Moreover, the Three Strikes law provides that "[t]he determination of whether a prior conviction is a prior felony conviction for purposes of [the Three Strikes law] shall be made upon the date of that prior conviction and is not affected by the sentence imposed unless the sentence automatically, upon the initial sentencing, converts the felony to a misdemeanor." (§§ 667, subd. (d)(1), 1170.12, subd. (b)(1), italics added.)
Therefore, the fact that a disposition results in "[t]he suspension of imposition of judgment or sentence" does not affect the conviction's validity as a strike. (§§ 667, subd. (d)(1)(A), 1170.12, subd. (b)(1)(A).)
Morgan is also precluded from challenging the doubling of his sentence for methamphetamine possession under the Three Strikes law because in this case he waived the right to appeal any "issues related to strike priors." Also, because the trial court denied Morgan's request for a certificate of probable cause, section 1237.5 precludes him from appealing the validity of the plea, including the admission of the strike allegation. (See People v. Panizzon (1996) 13 Cal.4th 68, 83-84.)
In sum, Morgan has not demonstrated that he was improperly sentenced under the Three Strikes law or that he received an unauthorized sentence.
Morgan contends he received ineffective assistance of counsel from his appointed appellant counsel because counsel filed a Wende brief.
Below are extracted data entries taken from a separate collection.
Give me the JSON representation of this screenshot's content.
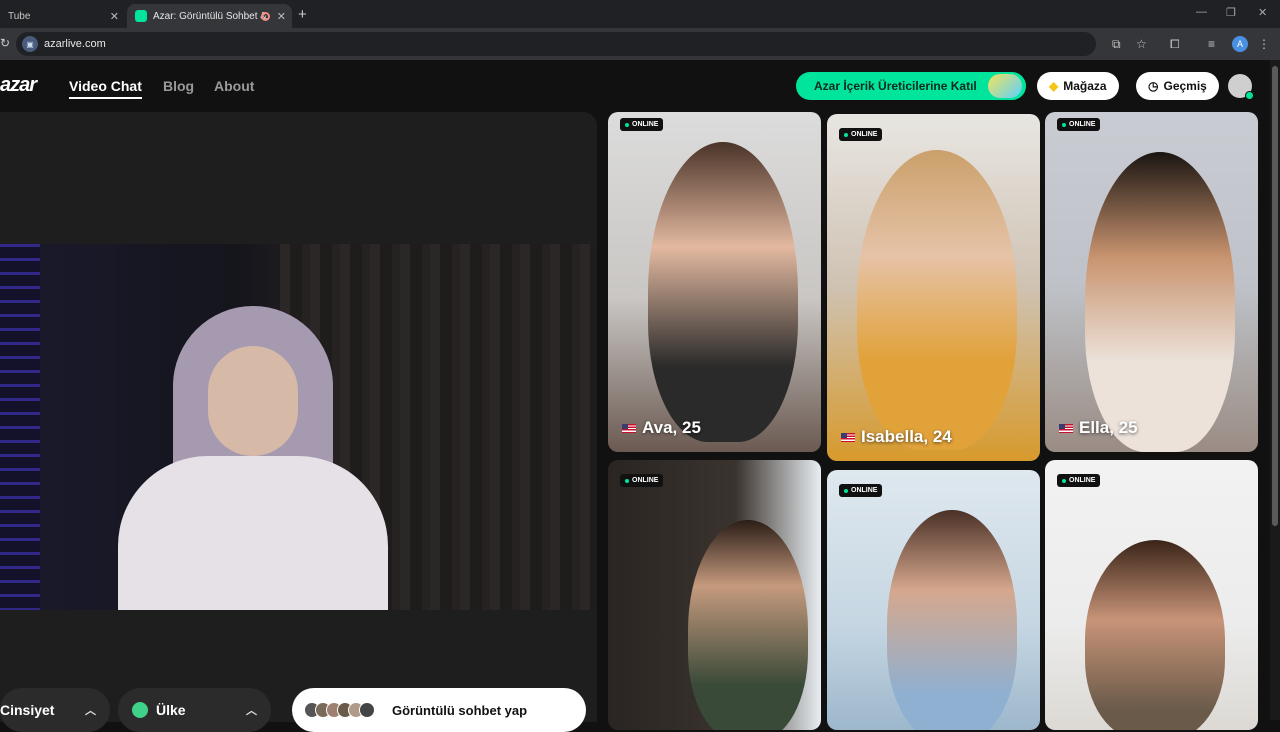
{
  "browser": {
    "tabs": [
      {
        "title": "Tube"
      },
      {
        "title": "Azar: Görüntülü Sohbet & "
      }
    ],
    "url": "azarlive.com",
    "profile_initial": "A"
  },
  "site": {
    "logo": "azar",
    "nav": [
      {
        "label": "Video Chat",
        "active": true
      },
      {
        "label": "Blog",
        "active": false
      },
      {
        "label": "About",
        "active": false
      }
    ],
    "cta_label": "Azar İçerik Üreticilerine Katıl",
    "store_label": "Mağaza",
    "history_label": "Geçmiş"
  },
  "controls": {
    "gender_label": "Cinsiyet",
    "country_label": "Ülke",
    "start_label": "Görüntülü sohbet yap"
  },
  "cards": [
    {
      "badge": "ONLINE",
      "name": "Ava, 25",
      "country": "US"
    },
    {
      "badge": "ONLINE",
      "name": "Isabella, 24",
      "country": "US"
    },
    {
      "badge": "ONLINE",
      "name": "Ella, 25",
      "country": "US"
    },
    {
      "badge": "ONLINE",
      "name": "",
      "country": ""
    },
    {
      "badge": "ONLINE",
      "name": "",
      "country": ""
    },
    {
      "badge": "ONLINE",
      "name": "",
      "country": ""
    }
  ],
  "colors": {
    "accent": "#00e59b",
    "background": "#111111",
    "panel": "#1e1e1e"
  }
}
The contention is without merit.
An indigent defendant has the right to effective assistance of counsel on appeal. (In re Spears (1984) 157 Cal.App.3d 1203, 1210.) "The duties which appointed appellate counsel must fulfill to meet his or her obligations as a competent advocate include the duty to 'argue all issues that are arguable.' " (Ibid.) "[F]or an issue to be an arguable issue on appeal it must be reasonably arguable that there is prejudicial error justifying reversal or modification of judgment." (Id. at p. 1211.) "[I]t is not the duty of appellate counsel to 'contrive arguable issues.' " (Ibid.) Here, appellate counsel appropriately found no arguable issues.
At the very least, appellate counsel has the duty to prepare a brief containing citations to the appellate record and appropriate authority. (People v. Feggans (1967) 67 Cal.2d 444, 447.) Counsel must set forth all arguable issues and cannot argue the case against his or her client. (Ibid.) These requirements were reiterated in Wende, supra, 25 Cal.3d at p. 436.)
Failure of "appellate counsel to raise crucial assignments of error, which arguably might have resulted in a reversal" deprives an appellant of effective assistance of appellate counsel. (In re Smith (1970) 3 Cal.3d 192, 202-203.) However, the fact that appellate counsel followed the procedure set forth in Wende is insufficient, by itself, to show appellate counsel has been ineffective.
We have undertaken an examination of the entire record pursuant to Wende, and we find no arguable error that would result in a disposition more favorable to defendant. Accordingly, defendant has also failed to meet his burden of proof on the issue of ineffective assistance of appellate counsel. Appellate counsel has complied fully with counsel's responsibilities. and the filing of a Wende brief was not unprofessional. (Smith v. Robbins (2000) 528 U.S. 259, 278–284; Wende, supra, 25 Cal.3d at p. 443.) Competent counsel has represented Morgan on this appeal.
DISPOSITION
The judgment is affirmed.

IRION, J.

WE CONCUR:


McCONNELL, P. J.


HUFFMAN, J.



[1] Further statutory references are to the Penal Code.
[2] In a post-judgment motion, appointed appellate counsel successfully moved to correct Morgan's presentence custody credits. The trial court awarded Morgan an additional 62 days of custody credits for a total of 248 days of presentence custody credit.
[3] The record indicates that in 2006, the court revoked probation and sentenced Morgan to the middle term of four years in prison in case No. 173979.